Jeppe Vilstrup Hansgaard of Innovisor discusses how his team of organizational diagnostics specialists partnered with Lizzie Harbin of the Texas-based PCCA to support their journey to sustain their culture while growing organically and through acquisitions
In 1981, a network of American pharmacists founded PCCA (formerly Professional Compounding Centers of America). Today, PCCA has become the independent compounding pharmacist’s complete resource for everything from fine chemicals to business and pharmacy consulting. Its membership includes more than 4,000 independent community pharmacists across the globe.
Over the last 10 years, PCCA has expanded to become a company with more than 300 employees located across four countries – providing an interesting challenge in joining up all aspects of the organization under one corporate culture.
To help emphasize PCCA’s corporate culture, senior leaders created a Culture Team to lead the process to develop the core values and embed them into the daily lives of all employees across all locations. In early 2015, Innovisor was brought in to ensure that the culture program would be built upon a bottom-up, inclusive approach.
The power of informal networks and influencers
Over the last 10 years, the workplace has gone through a dramatic transformation. There’s been a five-fold increase of employees engaged in cross-collaboration, which is rarely reflected in formal organizational charts. This cross-collaboration generates what I’ve called ‘information networks’. Research shows that 90% of all decisions take place within these informal networks and that you need to engage 30% of employees quickly in order to achieve any sustainable change/transformation.
Our objective was to identify and understand these networks and leverage the few highly influential individuals within them to drive the corporate culture globally.
We launched a “Values & Culture Survey” based on an organizational diagnostics approach, which attracted feedback from an impressive 93.6% of employees.
The survey explored employees’ perception of PCCA’s values and culture and identified who their representatives should be in the process. This also provided an extensive understanding of the connectivity across the organization.
How the few right people connect you to the entire organization
Lizzie Harbin: “The survey helped us identify the people who were most trusted across the organization – people outside the formal leadership structure who are sought out for advice because their peers consider them to be both sympathetic and competent. We’ve called this group the “Voice of the People” – the critical 30% of employees who we knew we had to engage with for the corporate culture to be truly embedded”.
Jeppe Vilstrup Hansgaard adds: “In the case of PCCA, we identified that three percent of the employees (the red dots in the visualization below) gave access to 90 percent of the organization.”
Developing the Core Values
Following the survey, the Culture Team led by Lizzie Harbin invited the 50 leaders and employees identified as the “Voice of the People” to an interactive offsite workshop. Attendees were asked to provide feedback on the keywords that had come out of the survey to articulate the culture.
The workshop helped to consolidate the survey output into six statements, which aimed to define the core values of the company.
By involving the “Voice of the People” as well as key leaders, we were certain the core values were a true reflection of the culture as felt by employees every day. A dialogue with the “Voice of the People” provided instrumental feedback and ensured the Core Values were tailored in a way that could not have been achieved without doing so.

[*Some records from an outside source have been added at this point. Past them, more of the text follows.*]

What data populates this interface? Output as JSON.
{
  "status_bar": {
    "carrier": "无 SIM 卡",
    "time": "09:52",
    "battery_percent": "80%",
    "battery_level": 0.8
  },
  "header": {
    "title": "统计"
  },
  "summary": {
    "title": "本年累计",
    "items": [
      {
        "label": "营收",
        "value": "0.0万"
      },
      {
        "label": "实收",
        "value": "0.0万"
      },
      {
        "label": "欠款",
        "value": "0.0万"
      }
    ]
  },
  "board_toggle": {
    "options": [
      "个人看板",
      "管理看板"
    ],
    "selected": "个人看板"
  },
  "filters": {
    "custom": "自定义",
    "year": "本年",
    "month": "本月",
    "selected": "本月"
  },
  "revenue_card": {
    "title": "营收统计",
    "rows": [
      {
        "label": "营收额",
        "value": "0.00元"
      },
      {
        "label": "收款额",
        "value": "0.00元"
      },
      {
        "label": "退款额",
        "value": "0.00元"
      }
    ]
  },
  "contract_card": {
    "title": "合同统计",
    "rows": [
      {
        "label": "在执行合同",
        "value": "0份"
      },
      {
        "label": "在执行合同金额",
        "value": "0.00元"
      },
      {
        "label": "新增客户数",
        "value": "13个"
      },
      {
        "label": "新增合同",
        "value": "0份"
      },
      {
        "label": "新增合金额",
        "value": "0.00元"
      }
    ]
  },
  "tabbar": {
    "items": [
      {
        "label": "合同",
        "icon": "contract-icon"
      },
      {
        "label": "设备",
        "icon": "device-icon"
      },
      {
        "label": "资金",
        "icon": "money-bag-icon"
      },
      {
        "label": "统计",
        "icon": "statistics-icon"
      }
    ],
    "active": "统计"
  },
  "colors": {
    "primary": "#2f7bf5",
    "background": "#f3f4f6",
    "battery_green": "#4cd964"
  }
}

The Core Values were shared globally in September 2015, and the buy-in has been incredible. Employees actively participated in a naming contest for the new monthly culture-driven newsletter, as well as an art contest to graphically represent the culture logo and each of the values. Simultaneously, roles and responsibilities have been more clearly formulated in the leadership team, making culture development a priority.
To build on the momentum and ensure all of the great work done to this point is not lost, PCCA has now launched initiatives to develop the key infrastructure for sustaining the values in the long-term, including:
- Recruitment: Reviewing the process (including interview questions) to determine whether candidates align with the Core Values.
- Onboarding: Developing and implementing a structured two-day program for new hires that introduces them to the Core Values and surrounds them with the culture from day one.
- Health & Wellness: Creating processes and programs that reinforce the importance of health and wellness in building and maintaining a strong culture.
The cultural journey has also engaged the entire organization in articulating the culture as “Culture Ambassadors.” Doing this has significantly paid off in terms of motivation and buy-in – two key drivers of effective change management.
Lizzie Harbin of PCCA: “We have managed to establish key facts, allowing the Culture Team to validate the business case for a demonstrative culture, and to align the leadership team around the need for doing so.
The “Voice of the People” continues to demonstrate value to PCCA as they carry on sharing and promoting various culture initiatives throughout the company, as well as providing valuable feedback.”
Jeppe Vilstrup Hansgaard is the CEO of the global leader in organizational network diagnostics Innovisor and has working experience in 20 different countries on three continents. He holds a master of business administration degree from Henley Business School in the UK and a certificate in the strategic decision and risk management from Stanford School of Professional Development in the US.
Lizzie Harbin is the Chief Culture Office of PCCA. She has been a prominent presence in the compounding world for the past 15 years, and a member of the PCCA team for nine years. She is a graduate of Tulane University with a BA in communication.